Heureusement, si le qu'en-dira-ton pesait alors, la pression religieuse se retrouvait débarrassée de sa tyrannie hégémonique de caste dominante intolérante coupable de malfaisances et inégalités institutionnalisées, des bûchers de sorcières, d'hérétiques (1) à l'autoritarisme complice pas si vieux des dictatures les plus ignobles telle celle de Franco, à laquelle seul le décès du caudillo a pu mettre un terme, au rôle ambigu des ecclésiastiques et du pape Pie XII dans la fuite des nazis et oustachis vers l'Amérique du Sud, grâce à un réseau de monastères. L'Église ? des cohortes de privilégiés bien mis, gros et gras, mangeant du castor en période maigre au prétexte que la queue écailleuse de l'animal l'apparentait aux poissons, qui pressuraient le peuple trop souvent affamé, les gardant en laisse avec la promesse hypothétique des derniers qui seront les premiers jusqu'aux grands scandales liés à la prédation sexuelle des abbés sur les nones, les enfants, de l'obsédé sexuel abbé Pierre sur les femmes... La diatribe bien méridionale de Joseph, père de Marcel Pagnol, eût pris alors un autre tour. Lui, poursuivant de son courroux le désintérêt moqueur d'Augustine, son épouse (l'entente familiale avec la tante Rose et l'oncle Jules primant), comparait la religion qui chante « des fables infernales ou paradisiaques » à un « noir bandeau de l'ignorance » sur les yeux du peuple, l'usage du latin n'ayant que « la vertu perfide des formules magiques » ; il en restait là de son rejet, non sans dénoncer les « impôts écrasants », les « tyrans libidineux » qu'étaient les Borgia (déjà). Il était aussi question de la papesse Jeanne. Dans un moment plus ironique, Joseph ne fredonnait-il pas aussi la paillardise du Pèr' Dupanloup ? (2)
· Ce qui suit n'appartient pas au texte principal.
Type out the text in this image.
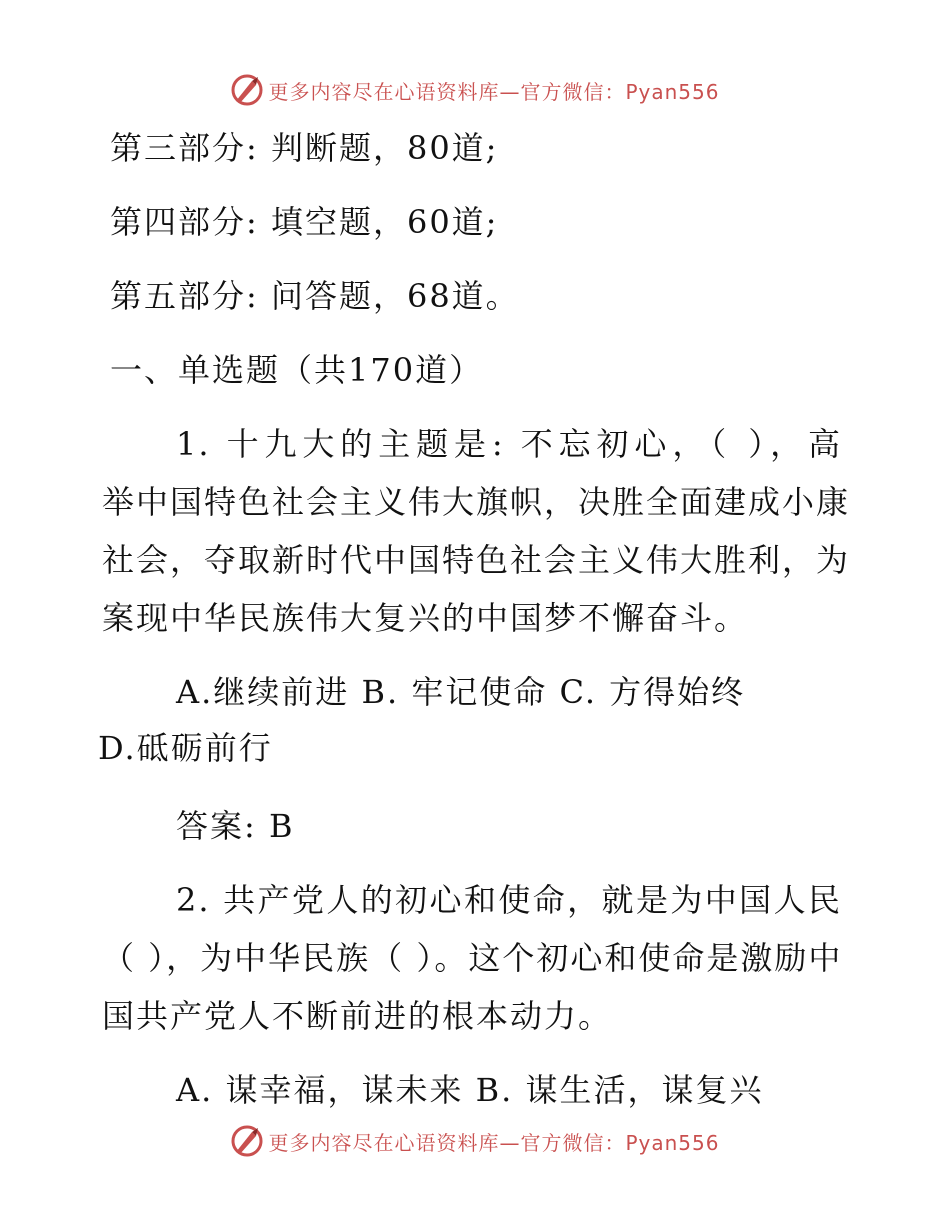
更多内容尽在心语资料库—官方微信：Pyan556
第三部分: 判断题，80道;
第四部分: 填空题，60道;
第五部分: 问答题，68道。
一、单选题（共170道）
1. 十九大的主题是: 不忘初心，（ ），高
举中国特色社会主义伟大旗帜，决胜全面建成小康
社会，夺取新时代中国特色社会主义伟大胜利，为
案现中华民族伟大复兴的中国梦不懈奋斗。
A.继续前进 B. 牢记使命 C. 方得始终
D.砥砺前行
答案: B
2. 共产党人的初心和使命，就是为中国人民
（ ），为中华民族（ ）。这个初心和使命是激励中
国共产党人不断前进的根本动力。
A. 谋幸福，谋未来 B. 谋生活，谋复兴
更多内容尽在心语资料库—官方微信：Pyan556
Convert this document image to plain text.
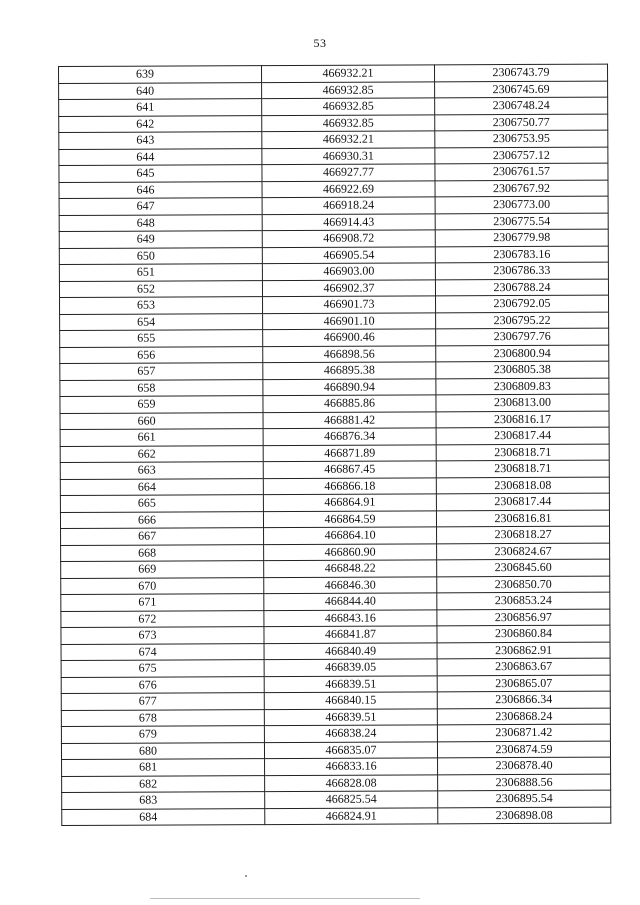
53
639	466932.21	2306743.79
640	466932.85	2306745.69
641	466932.85	2306748.24
642	466932.85	2306750.77
643	466932.21	2306753.95
644	466930.31	2306757.12
645	466927.77	2306761.57
646	466922.69	2306767.92
647	466918.24	2306773.00
648	466914.43	2306775.54
649	466908.72	2306779.98
650	466905.54	2306783.16
651	466903.00	2306786.33
652	466902.37	2306788.24
653	466901.73	2306792.05
654	466901.10	2306795.22
655	466900.46	2306797.76
656	466898.56	2306800.94
657	466895.38	2306805.38
658	466890.94	2306809.83
659	466885.86	2306813.00
660	466881.42	2306816.17
661	466876.34	2306817.44
662	466871.89	2306818.71
663	466867.45	2306818.71
664	466866.18	2306818.08
665	466864.91	2306817.44
666	466864.59	2306816.81
667	466864.10	2306818.27
668	466860.90	2306824.67
669	466848.22	2306845.60
670	466846.30	2306850.70
671	466844.40	2306853.24
672	466843.16	2306856.97
673	466841.87	2306860.84
674	466840.49	2306862.91
675	466839.05	2306863.67
676	466839.51	2306865.07
677	466840.15	2306866.34
678	466839.51	2306868.24
679	466838.24	2306871.42
680	466835.07	2306874.59
681	466833.16	2306878.40
682	466828.08	2306888.56
683	466825.54	2306895.54
684	466824.91	2306898.08
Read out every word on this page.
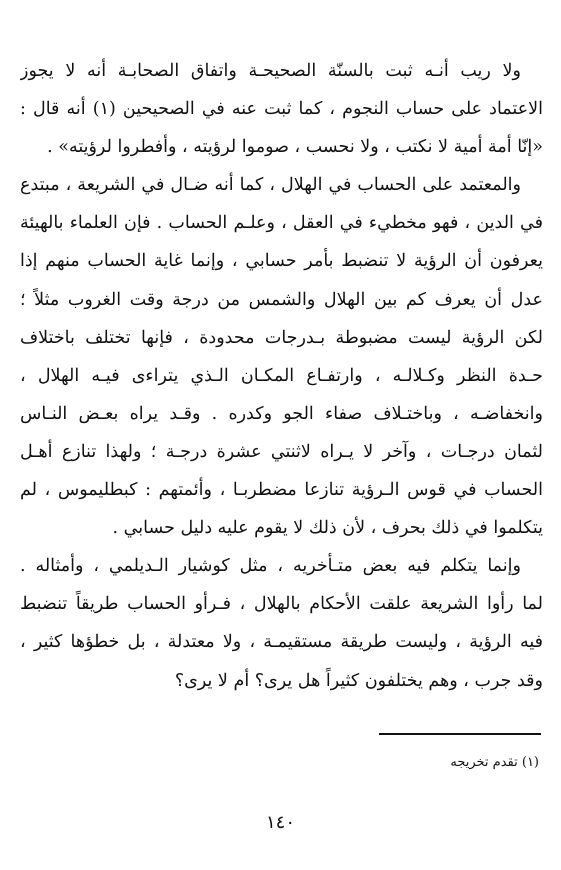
ولا ريب أنـه ثبت بالسنّة الصحيحـة واتفاق الصحابـة أنه لا يجوز
الاعتماد على حساب النجوم ، كما ثبت عنه في الصحيحين (١) أنه قال :
«إنّا أمة أمية لا نكتب ، ولا نحسب ، صوموا لرؤيته ، وأفطروا لرؤيته» .
والمعتمد على الحساب في الهلال ، كما أنه ضـال في الشريعة ، مبتدع
في الدين ، فهو مخطيء في العقل ، وعلـم الحساب . فإن العلماء بالهيئة
يعرفون أن الرؤية لا تنضبط بأمر حسابي ، وإنما غاية الحساب منهم إذا
عدل أن يعرف كم بين الهلال والشمس من درجة وقت الغروب مثلاً ؛
لكن الرؤية ليست مضبوطة بـدرجات محدودة ، فإنها تختلف باختلاف
حـدة النظر وكـلالـه ، وارتفـاع المكـان الـذي يتراءى فيـه الهلال ،
وانخفاضـه ، وباختـلاف صفاء الجو وكدره . وقـد يراه بعـض النـاس
لثمان درجـات ، وآخر لا يـراه لاثنتي عشرة درجـة ؛ ولهذا تنازع أهـل
الحساب في قوس الـرؤية تنازعا مضطربـا ، وأئمتهم : كبطليموس ، لم
يتكلموا في ذلك بحرف ، لأن ذلك لا يقوم عليه دليل حسابي .
وإنما يتكلم فيه بعض متـأخريه ، مثل كوشيار الـديلمي ، وأمثاله .
لما رأوا الشريعة علقت الأحكام بالهلال ، فـرأو الحساب طريقاً تنضبط
فيه الرؤية ، وليست طريقة مستقيمـة ، ولا معتدلة ، بل خطؤها كثير ،
وقد جرب ، وهم يختلفون كثيراً هل يرى؟ أم لا يرى؟
(١) تقدم تخريجه
١٤٠
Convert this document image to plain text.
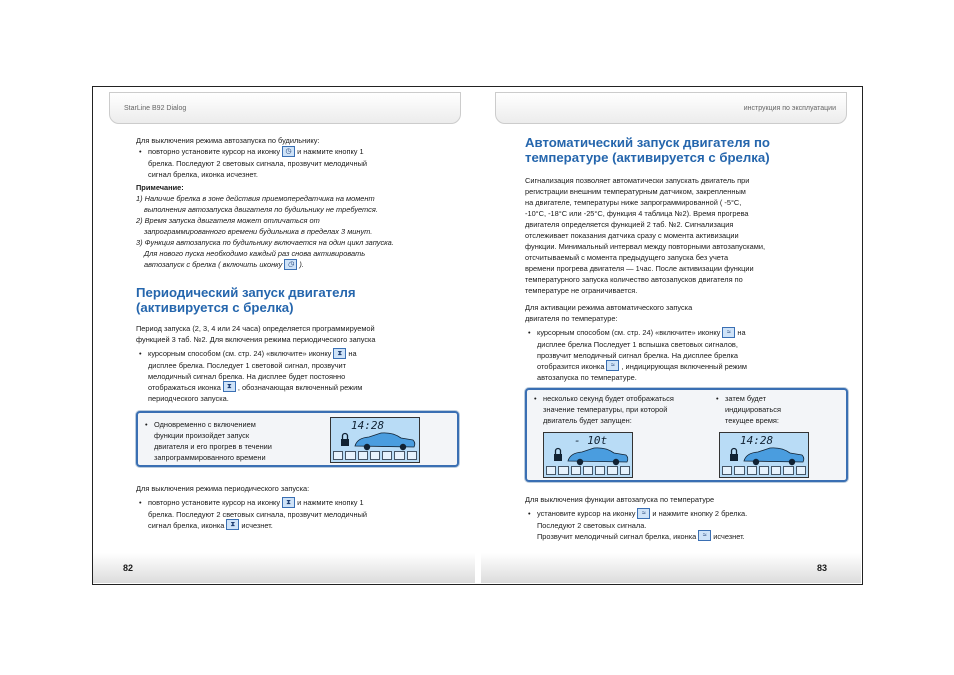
StarLine B92 Dialog

Для выключения режима автозапуска по будильнику:

• повторно установите курсор на иконку ◷ и нажмите кнопку 1
брелка. Последуют 2 световых сигнала, прозвучит мелодичный
сигнал брелка, иконка исчезнет.

Примечание:

1) Наличие брелка в зоне действия приемопередатчика на момент

выполнения автозапуска двигателя по будильнику не требуется.

2) Время запуска двигателя может отличаться от

запрограммированного времени будильника в пределах 3 минут.

3) Функция автозапуска по будильнику включается на один цикл запуска.

Для нового пуска необходимо каждый раз снова активировать

автозапуск с брелка ( включить иконку ◷ ).

Периодический запуск двигателя
(активируется с брелка)

Период запуска (2, 3, 4 или 24 часа) определяется программируемой

функцией 3 таб. №2. Для включения режима периодического запуска

• курсорным способом (см. стр. 24) «включите» иконку ⧗ на
дисплее брелка. Последует 1 световой сигнал, прозвучит
мелодичный сигнал брелка. На дисплее будет постоянно
отображаться иконка ⧗ , обозначающая включенный режим
периодческого запуска.
• Одновременно с включением
функции произойдет запуск
двигателя и его прогрев в течении
запрограммированного времени
14:28

Для выключения режима периодического запуска:

• повторно установите курсор на иконку ⧗ и нажмите кнопку 1
брелка. Последуют 2 световых сигнала, прозвучит мелодичный
сигнал брелка, иконка ⧗ исчезнет.
82
инструкция по эксплуатации
Автоматический запуск двигателя по
температуре (активируется с брелка)

Сигнализация позволяет автоматически запускать двигатель при

регистрации внешним температурным датчиком, закрепленным

на двигателе, температуры ниже запрограммированной ( -5°С,

-10°С, -18°С или -25°С, функция 4 таблица №2). Время прогрева

двигателя определяется функцией 2 таб. №2. Сигнализация

отслеживает показания датчика сразу с момента активизации

функции. Минимальный интервал между повторными автозапусками,

отсчитываемый с момента предыдущего запуска без учета

времени прогрева двигателя — 1час. После активизации функции

температурного запуска количество автозапусков двигателя по

температуре не ограничивается.

Для активации режима автоматического запуска

двигателя по температуре:

• курсорным способом (см. стр. 24) «включите» иконку ≈ на
дисплее брелка Последует 1 вспышка световых сигналов,
прозвучит мелодичный сигнал брелка. На дисплее брелка
отобразится иконка ≈ , индицирующая включенный режим
автозапуска по температуре.
• несколько секунд будет отображаться
значение температуры, при которой
двигатель будет запущен:
• затем будет
индицироваться
текущее время:
- 10t	14:28

Для выключения функции автозапуска по температуре

• установите курсор на иконку ≈ и нажмите кнопку 2 брелка.
Последуют 2 световых сигнала.
Прозвучит мелодичный сигнал брелка, иконка ≈ исчезнет.
83
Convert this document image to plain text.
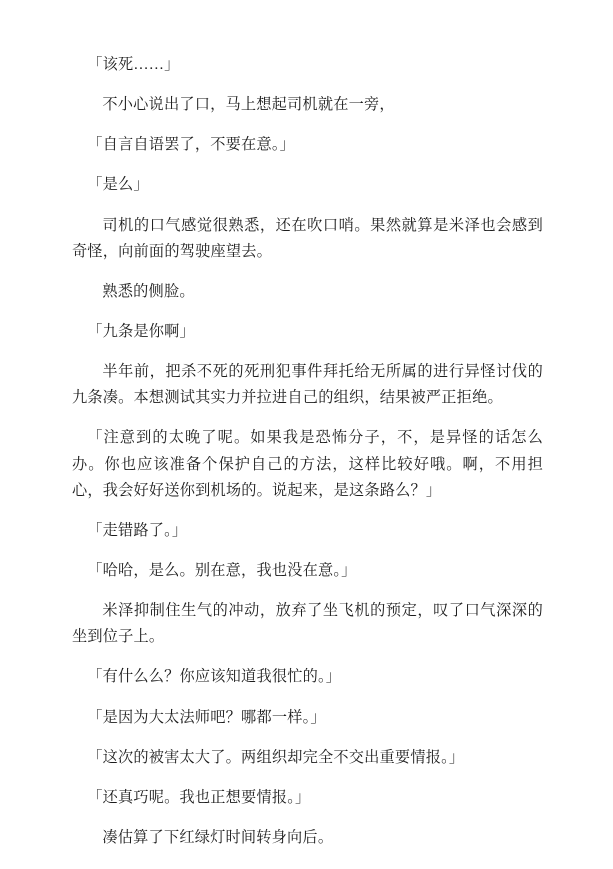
「该死……」

不小心说出了口，马上想起司机就在一旁，

「自言自语罢了，不要在意。」

「是么」

司机的口气感觉很熟悉，还在吹口哨。果然就算是米泽也会感到奇怪，向前面的驾驶座望去。

熟悉的侧脸。

「九条是你啊」

半年前，把杀不死的死刑犯事件拜托给无所属的进行异怪讨伐的九条凑。本想测试其实力并拉进自己的组织，结果被严正拒绝。

「注意到的太晚了呢。如果我是恐怖分子，不，是异怪的话怎么办。你也应该准备个保护自己的方法，这样比较好哦。啊，不用担心，我会好好送你到机场的。说起来，是这条路么？」

「走错路了。」

「哈哈，是么。别在意，我也没在意。」

米泽抑制住生气的冲动，放弃了坐飞机的预定，叹了口气深深的坐到位子上。

「有什么么？你应该知道我很忙的。」

「是因为大太法师吧？哪都一样。」

「这次的被害太大了。两组织却完全不交出重要情报。」

「还真巧呢。我也正想要情报。」

凑估算了下红绿灯时间转身向后。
Ça c'était avant, depuis les populations se sont libérées de l'emprise collective du monothéisme catholique et chacun, en particulier celui qui se console dans l'espérance de quelque chose après la mort, reste libre, au sein de la chrétienté, de croire à ce qu'il veut bien croire. Mais pour tous, voir ou retrouver son clocher, accompagner qui part dans l'autre monde, entre chaleur familiale, cohésion de groupe sinon froideur sociétale nous attache indéfectiblement à la compagnie impliquée qui a tant contribué à faire de nous ce que nous sommes.
Sans en appeler au « blanc manteau d'églises » de l'an Mil, les cloches continuent de sonner pour tous !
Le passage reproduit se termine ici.